Identifying Teamfights¶

Different stages of teamfights (What is a Teamfight?) can now be identified from the data. A teamfight usually includes the following stages:

Poke phase - when both teams are not committed to fighting but are exchanging light blows from distance, waiting for advantageous positioning and timing
Teamfight phase - when both teams are committed in a fight
Cleanup phase - when a team has come out on top, and is cleaning up remaining enemies or taking up position for the next fight

A team health based threshold could provide a good baseline for teamfights. A simple algorithm combining percentage health remaining for players, eliminated players, as well as gradual ease in factor after respawn resulted in the following model.
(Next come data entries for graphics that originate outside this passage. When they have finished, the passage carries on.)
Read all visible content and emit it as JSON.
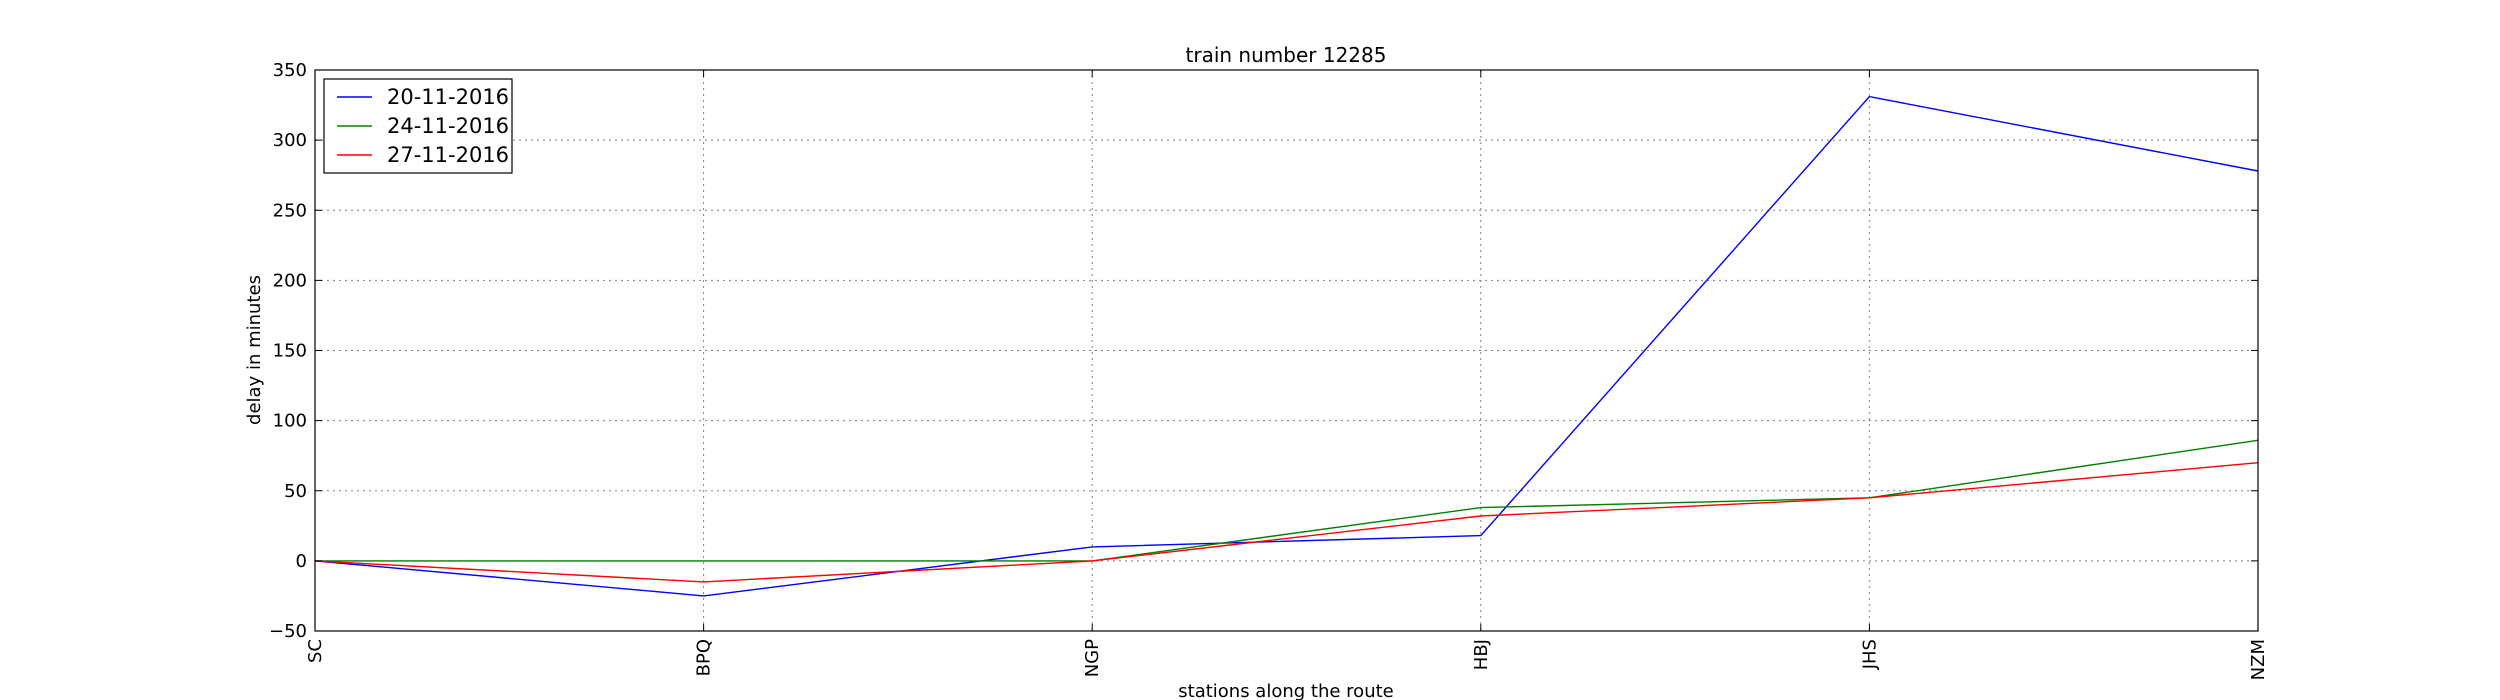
{
  "chart_data": {
    "type": "line",
    "title": "train number 12285",
    "xlabel": "stations along the route",
    "ylabel": "delay in minutes",
    "categories": [
      "SC",
      "BPQ",
      "NGP",
      "HBJ",
      "JHS",
      "NZM"
    ],
    "ylim": [
      -50,
      350
    ],
    "yticks": [
      -50,
      0,
      50,
      100,
      150,
      200,
      250,
      300,
      350
    ],
    "grid": true,
    "legend_position": "top-left",
    "series": [
      {
        "name": "20-11-2016",
        "color": "#0000ff",
        "values": [
          0,
          -25,
          10,
          18,
          331,
          278
        ]
      },
      {
        "name": "24-11-2016",
        "color": "#008000",
        "values": [
          0,
          0,
          0,
          38,
          45,
          86
        ]
      },
      {
        "name": "27-11-2016",
        "color": "#ff0000",
        "values": [
          0,
          -15,
          0,
          32,
          45,
          70
        ]
      }
    ]
  }
}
Simple teamfight detection model based on only player health turned out to be very good

The simple model exceeded expectations and matched up very well to manual identification. This model will be used as is for the following analysis.

Data Visualization¶

With the data collected and teamfights identified, overviews for each round was generated.

Match	Round 1 Data	Round 2 Data	Round 3 Data
Semi-Finals: Seoul Dynasty vs San Francisco Shock
Semi-Finals: Philadelphia Fusion vs Shanghai Dragons
Winners' Finals: San Francisco Shock vs Shanghai Dragons
Losers' Round 1: Seoul Dynasty vs Philadelphia Fusion
Losers' Finals: Seoul Dynasty vs Shanghai Dragons	Unavailable	Unavailable	Unavailable
Grand Finals: Seoul Dynasty vs San Francisco Shock

Click to thumbnail to see full image

Teamfight Analysis¶

Unfortunately, there were fewer than 100 teamfights in total through the analysis of these 5 matches. The grounds for drawing conclusion from the analysis below is weak, but it should serve as a demonstration of what is possible with the data extracted.

First Fight Win Rate¶

For the first teamfight, teams are on even ground. Let's see if certain teams do better than others.

With only 11 first fights, the outcome is split quite evenly

First Kill Win Rate¶

Often, teams with the first kill are more likely to win the teamfight. Let's see if this is the case.

Look at Seoul Dynasty winning all fights that they had first kill!

Oh, they only had first kill four times, less than 15% of team fights

Ultimate Advantage¶

There is a strong believe that the team having ultimate advantage has a significantly higher chance of winning the next team fight, let's see if it is the case.

There appears to be insufficient data to spot a trend

Teamfight Duration¶

Let's explore if there are any relationship between teamfight length and win rates for teams.

Shanghai Dragons might want to work on their shorter fights

Future Works¶

Improvements can be made to the current state of the project, namely:

The Keras number classification model could definitely be more efficient
The current video capture process still requires too much manual input and validation
I was unable to extract individual hero ability usage and cooldowns, that should be significantly interesting when extracted
The teamfight detection could be more precise with more data as reference

Using computer vision to extract data and insights from Overwatch replays are technically feasible. However some limitations exists, for example, it's currently not possible to track damage source, and certain animations (D.Va calling down her mech) blocks out the UI completely for a split second.